Ode to London
A look at exile and taxes
“You cannot tax me out of London,” says a retired top banker who has made a considerable amount of money in his lifetime. HMRC, the UK’s tax collecting body, will be glad to hear that. Not least because an extreme-left government and a wealth tax are looking more probable than they were a few years ago.
As the growth estimates for the British economy are downgraded amid Brexit uncertainty, tax-exile Portugal, where foreigners with assets pay minimal tax, might be an attractive option for some, or even other cities on the European continent. Rather more attractive than locations like built-up Gibraltar or small, floating islands of minimal culture and maximum sun.
But oh, the wrench of leaving London! The city with its blend of multiracial, multi-world events and people, with its magnificent mix of high and low culture, with antiquity and modernity oozing from its pores…
No more could I attend the Dog Party at George armed with a Paddington Bear-like Norfolk Terrier. In the heart of Mayfair on an autumn evening, bejewelled owners appear with their pooches big and small to raise funds for the Dog’s Trust. Elegant waiters in white vests and long aprons offer trays of canine treats, paying no heed to the bottom-smelling that is going on around their ankles. Owners take advantage of the free dog training class, where their pets will behave impeccably – behaviour never to be repeated outside the doors of the private club.
Lisbon, can you offer that?!
A wealth tax is relatively easy to implement. It would affect many professionals who would not consider themselves “wealthy”. Over half a million homes in the UK are worth over £1m, with the majority of those concentrated in London and the South East. In France last year, an annual wealth tax of 0.5% was payable on those with a total net wealth between €800,000 and €1.3 million, rising to 1.5% with wealth over €10m.
In exile, no more could I attend public lectures at the London School of Economics and hear Nobel Prize winners cum Heads of State like Juan Manuel Santos, an LSE-graduate, talk about the state of the world and submit to questioning from eager students.
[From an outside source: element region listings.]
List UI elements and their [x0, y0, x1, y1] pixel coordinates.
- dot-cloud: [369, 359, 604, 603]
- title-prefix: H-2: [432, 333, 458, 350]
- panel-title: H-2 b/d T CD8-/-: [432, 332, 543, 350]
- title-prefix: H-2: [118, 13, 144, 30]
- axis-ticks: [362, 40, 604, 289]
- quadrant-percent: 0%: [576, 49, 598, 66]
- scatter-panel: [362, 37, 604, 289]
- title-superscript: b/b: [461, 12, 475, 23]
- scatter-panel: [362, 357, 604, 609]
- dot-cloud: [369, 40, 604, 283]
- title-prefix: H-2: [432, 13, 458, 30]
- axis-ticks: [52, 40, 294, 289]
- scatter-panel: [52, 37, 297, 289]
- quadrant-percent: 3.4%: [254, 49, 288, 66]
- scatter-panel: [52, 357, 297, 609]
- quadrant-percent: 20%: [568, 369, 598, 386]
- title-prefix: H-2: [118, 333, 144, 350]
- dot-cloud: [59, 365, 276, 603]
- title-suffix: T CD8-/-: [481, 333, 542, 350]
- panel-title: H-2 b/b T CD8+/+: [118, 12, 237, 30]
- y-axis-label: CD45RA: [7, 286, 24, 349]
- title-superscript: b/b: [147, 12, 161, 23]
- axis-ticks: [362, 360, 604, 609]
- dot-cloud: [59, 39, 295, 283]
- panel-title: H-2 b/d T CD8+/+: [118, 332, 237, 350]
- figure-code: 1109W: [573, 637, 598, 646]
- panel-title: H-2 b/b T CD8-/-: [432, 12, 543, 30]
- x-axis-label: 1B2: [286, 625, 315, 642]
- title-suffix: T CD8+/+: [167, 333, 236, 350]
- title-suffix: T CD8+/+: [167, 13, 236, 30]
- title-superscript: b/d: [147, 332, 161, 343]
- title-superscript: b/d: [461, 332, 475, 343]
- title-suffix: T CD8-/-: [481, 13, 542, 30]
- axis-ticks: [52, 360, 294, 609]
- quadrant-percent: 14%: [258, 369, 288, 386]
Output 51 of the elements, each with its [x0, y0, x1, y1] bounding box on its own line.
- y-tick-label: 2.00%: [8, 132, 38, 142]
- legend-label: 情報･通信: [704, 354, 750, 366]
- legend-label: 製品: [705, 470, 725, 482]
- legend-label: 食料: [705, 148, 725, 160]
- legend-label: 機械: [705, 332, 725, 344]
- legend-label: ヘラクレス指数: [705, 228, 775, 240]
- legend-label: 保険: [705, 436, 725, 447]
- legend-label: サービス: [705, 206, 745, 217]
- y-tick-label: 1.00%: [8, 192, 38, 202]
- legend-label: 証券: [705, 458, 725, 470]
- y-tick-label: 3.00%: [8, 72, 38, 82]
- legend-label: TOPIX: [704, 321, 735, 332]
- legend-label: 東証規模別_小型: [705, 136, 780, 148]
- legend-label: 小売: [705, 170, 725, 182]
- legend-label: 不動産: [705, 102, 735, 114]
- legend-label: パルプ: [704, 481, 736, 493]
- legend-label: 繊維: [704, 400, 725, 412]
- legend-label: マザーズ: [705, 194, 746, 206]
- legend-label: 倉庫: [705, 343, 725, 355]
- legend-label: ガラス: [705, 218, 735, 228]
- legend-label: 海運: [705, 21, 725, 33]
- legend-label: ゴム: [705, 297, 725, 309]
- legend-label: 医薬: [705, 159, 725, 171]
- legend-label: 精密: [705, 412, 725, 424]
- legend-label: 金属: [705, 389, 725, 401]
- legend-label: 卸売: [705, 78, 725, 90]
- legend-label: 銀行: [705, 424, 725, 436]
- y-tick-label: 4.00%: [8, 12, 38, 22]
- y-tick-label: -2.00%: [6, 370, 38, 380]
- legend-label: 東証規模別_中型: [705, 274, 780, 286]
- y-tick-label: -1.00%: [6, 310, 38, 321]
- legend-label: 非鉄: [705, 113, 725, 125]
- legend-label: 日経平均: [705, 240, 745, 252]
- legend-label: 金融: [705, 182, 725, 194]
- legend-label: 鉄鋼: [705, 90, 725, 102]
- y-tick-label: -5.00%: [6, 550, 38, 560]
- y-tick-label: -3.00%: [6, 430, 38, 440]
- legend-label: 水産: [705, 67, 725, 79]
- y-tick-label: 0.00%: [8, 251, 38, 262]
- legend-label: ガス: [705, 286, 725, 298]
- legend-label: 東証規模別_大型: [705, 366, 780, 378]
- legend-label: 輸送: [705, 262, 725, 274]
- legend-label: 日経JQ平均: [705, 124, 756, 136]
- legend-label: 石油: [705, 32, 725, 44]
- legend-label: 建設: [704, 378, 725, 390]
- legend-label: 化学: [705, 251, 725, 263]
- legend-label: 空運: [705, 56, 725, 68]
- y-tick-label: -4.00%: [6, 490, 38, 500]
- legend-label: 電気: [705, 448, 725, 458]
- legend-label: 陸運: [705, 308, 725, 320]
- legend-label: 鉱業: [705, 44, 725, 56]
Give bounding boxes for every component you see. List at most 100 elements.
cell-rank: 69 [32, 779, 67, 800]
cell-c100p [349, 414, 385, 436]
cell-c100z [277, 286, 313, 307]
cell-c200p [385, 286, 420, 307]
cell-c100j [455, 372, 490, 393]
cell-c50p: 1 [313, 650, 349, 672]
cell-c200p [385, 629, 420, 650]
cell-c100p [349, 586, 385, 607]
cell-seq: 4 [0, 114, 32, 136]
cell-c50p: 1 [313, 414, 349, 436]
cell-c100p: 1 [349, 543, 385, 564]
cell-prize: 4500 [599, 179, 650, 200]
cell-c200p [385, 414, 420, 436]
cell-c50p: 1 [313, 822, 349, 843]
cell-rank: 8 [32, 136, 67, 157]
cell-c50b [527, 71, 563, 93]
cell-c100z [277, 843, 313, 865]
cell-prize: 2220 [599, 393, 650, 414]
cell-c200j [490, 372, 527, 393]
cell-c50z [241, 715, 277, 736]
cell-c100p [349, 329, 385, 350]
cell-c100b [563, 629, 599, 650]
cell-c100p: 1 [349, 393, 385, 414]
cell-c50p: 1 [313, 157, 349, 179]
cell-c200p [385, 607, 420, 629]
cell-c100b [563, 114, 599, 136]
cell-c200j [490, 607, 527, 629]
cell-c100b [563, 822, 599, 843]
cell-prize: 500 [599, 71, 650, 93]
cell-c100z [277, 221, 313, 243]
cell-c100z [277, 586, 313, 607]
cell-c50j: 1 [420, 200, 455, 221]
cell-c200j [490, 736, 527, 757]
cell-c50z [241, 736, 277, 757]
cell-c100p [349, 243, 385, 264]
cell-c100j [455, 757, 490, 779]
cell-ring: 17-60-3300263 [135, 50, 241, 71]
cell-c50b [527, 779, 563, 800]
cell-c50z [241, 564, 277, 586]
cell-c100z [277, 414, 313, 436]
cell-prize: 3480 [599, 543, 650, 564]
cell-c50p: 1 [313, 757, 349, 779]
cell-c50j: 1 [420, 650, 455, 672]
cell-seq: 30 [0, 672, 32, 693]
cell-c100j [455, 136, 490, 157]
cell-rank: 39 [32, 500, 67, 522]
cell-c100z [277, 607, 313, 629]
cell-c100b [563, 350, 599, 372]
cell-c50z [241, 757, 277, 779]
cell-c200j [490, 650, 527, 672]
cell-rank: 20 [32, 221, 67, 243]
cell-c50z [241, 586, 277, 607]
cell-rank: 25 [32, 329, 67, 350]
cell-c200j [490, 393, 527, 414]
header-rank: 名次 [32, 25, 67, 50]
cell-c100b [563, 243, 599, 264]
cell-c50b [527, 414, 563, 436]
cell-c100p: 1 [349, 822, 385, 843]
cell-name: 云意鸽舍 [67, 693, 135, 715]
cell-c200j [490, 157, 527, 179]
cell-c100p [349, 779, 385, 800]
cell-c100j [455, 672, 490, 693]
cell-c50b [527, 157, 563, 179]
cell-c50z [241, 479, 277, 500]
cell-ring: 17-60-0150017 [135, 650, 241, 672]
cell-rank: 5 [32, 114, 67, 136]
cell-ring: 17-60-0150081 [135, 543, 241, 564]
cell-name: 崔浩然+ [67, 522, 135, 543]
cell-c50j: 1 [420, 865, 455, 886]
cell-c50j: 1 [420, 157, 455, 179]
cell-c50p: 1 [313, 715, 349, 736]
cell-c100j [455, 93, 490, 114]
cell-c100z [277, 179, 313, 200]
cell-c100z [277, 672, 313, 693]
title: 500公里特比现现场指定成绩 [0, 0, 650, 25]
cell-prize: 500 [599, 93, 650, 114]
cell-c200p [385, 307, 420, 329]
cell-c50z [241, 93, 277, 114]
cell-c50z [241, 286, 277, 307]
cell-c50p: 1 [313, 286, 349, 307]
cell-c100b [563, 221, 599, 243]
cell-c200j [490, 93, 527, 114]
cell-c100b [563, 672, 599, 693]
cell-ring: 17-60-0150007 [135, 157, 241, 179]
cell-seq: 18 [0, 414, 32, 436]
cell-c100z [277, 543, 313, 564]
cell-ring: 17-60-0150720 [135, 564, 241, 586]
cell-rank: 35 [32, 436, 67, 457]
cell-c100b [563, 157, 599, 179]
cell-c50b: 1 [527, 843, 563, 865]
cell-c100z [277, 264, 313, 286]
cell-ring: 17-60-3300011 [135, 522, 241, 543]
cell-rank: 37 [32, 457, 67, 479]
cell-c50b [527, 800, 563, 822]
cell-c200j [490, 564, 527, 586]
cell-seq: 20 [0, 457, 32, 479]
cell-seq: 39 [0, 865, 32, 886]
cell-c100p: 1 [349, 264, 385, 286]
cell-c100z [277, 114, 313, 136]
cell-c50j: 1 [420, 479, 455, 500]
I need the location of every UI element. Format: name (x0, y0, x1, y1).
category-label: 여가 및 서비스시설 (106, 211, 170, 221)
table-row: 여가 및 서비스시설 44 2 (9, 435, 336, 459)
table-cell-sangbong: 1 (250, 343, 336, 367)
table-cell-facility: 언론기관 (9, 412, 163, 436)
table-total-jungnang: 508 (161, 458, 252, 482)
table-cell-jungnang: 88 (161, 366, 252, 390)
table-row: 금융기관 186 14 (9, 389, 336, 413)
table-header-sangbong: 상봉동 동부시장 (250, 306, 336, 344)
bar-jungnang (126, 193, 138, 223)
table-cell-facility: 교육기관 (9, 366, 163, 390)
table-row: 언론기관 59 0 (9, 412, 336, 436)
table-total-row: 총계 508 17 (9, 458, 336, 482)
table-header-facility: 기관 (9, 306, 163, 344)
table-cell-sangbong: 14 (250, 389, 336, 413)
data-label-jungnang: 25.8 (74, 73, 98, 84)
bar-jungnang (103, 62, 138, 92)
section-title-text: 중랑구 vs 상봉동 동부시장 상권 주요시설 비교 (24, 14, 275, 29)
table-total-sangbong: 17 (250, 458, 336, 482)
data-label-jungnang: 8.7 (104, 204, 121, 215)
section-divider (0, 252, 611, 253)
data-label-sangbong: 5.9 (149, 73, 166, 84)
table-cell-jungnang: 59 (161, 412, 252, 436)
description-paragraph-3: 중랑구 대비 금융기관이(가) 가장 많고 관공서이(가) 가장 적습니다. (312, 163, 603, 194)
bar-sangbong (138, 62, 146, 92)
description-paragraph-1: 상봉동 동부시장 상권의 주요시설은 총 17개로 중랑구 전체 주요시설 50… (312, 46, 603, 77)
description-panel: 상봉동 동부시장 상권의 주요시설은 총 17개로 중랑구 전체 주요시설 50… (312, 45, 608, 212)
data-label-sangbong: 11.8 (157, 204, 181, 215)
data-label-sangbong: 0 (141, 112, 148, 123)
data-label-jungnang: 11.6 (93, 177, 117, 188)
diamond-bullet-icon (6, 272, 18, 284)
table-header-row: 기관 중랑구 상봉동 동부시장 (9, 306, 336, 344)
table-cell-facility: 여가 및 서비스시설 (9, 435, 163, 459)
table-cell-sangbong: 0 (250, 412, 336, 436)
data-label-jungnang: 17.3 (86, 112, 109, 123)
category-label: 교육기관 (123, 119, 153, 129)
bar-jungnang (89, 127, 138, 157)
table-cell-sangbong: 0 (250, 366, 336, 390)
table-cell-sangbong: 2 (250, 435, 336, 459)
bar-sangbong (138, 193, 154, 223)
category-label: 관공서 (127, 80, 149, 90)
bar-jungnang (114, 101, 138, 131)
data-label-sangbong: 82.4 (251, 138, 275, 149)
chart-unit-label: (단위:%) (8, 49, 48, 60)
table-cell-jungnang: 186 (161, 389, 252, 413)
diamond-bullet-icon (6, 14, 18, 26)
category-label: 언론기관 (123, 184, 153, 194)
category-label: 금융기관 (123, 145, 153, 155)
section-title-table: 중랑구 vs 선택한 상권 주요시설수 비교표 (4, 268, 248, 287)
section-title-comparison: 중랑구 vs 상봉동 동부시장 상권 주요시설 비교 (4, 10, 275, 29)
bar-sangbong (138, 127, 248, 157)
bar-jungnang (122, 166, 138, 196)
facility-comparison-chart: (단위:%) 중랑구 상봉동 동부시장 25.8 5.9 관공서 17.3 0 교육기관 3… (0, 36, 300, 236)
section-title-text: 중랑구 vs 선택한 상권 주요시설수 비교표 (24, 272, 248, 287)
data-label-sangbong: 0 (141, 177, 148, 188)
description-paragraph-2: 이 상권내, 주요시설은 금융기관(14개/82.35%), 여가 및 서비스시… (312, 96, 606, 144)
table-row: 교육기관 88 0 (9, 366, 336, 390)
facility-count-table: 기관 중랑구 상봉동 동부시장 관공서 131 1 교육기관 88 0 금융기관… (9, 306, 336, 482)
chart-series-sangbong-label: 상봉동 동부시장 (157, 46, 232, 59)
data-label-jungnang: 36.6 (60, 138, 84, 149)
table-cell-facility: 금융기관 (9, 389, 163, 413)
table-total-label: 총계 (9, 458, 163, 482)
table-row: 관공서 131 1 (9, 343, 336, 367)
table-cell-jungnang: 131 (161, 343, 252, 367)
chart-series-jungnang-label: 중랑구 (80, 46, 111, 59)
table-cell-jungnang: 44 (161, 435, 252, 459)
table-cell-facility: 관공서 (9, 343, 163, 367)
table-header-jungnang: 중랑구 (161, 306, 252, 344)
Geneva, can you offer that?!
Also at the London School of Economics, Dr Cristobal Young of Stanford University last month presented his findings from the first large scale study of tax exile. He looked at 45 million US tax returns along with the Forbes rich list. His conclusion was that, despite conventional wisdom, the actual migration of the rich when taxes are high is limited. Ed Miliband, the former leader of the Labour Party was present for the discussion and this will no doubt be fed into party policy.
No more could I go to a little church on Walton Street to see Mark Rylance, the foremost Shakespearean performer of his generation, supervising a three-hour workshop with actors from disadvantaged, ethnic minority backgrounds who belong to theatre group Intermission, which also works in prisons and in schools. They stage plays like Verona Road, an interpretation of Shakespeare’s Romeo and Juliet, using street language mixed with Shakespeare’s immortal lines. The audience reaction is rarely other than a standing ovation. All for £16.
Luxembourg, can you offer that?!
No more could I drink mediocre, warm wine at The Amorist’s party in a small gallery, where an 80-year old lady in fishnet tights and excessive makeup lambasted a speaker for not mentioning love in his discourse on sex. The Amorist magazine “has been created for readers who want to lose themselves between the sheets of a publication that’s as romantic about sex as it is discursive, philosophical, truthful, wayward, wry, flirtatious, occasionally baffled and downright engrossed.”
Frankfurt, can you offer that?!
And, the cheapest entertainment of all would be no more: walking along the streets of London, forever being distracted by looking at the vast range of London faces and wishing I was a sculptor.
In the immortal words of man of letters Samuel Johnson, “Why, Sir, you find no man, at all intellectual, who is willing to leave London. No, Sir, when a man is tired of London, he is tired of life; for there is in London all that life can afford.”
They are as relevant in 2017 as in 1777.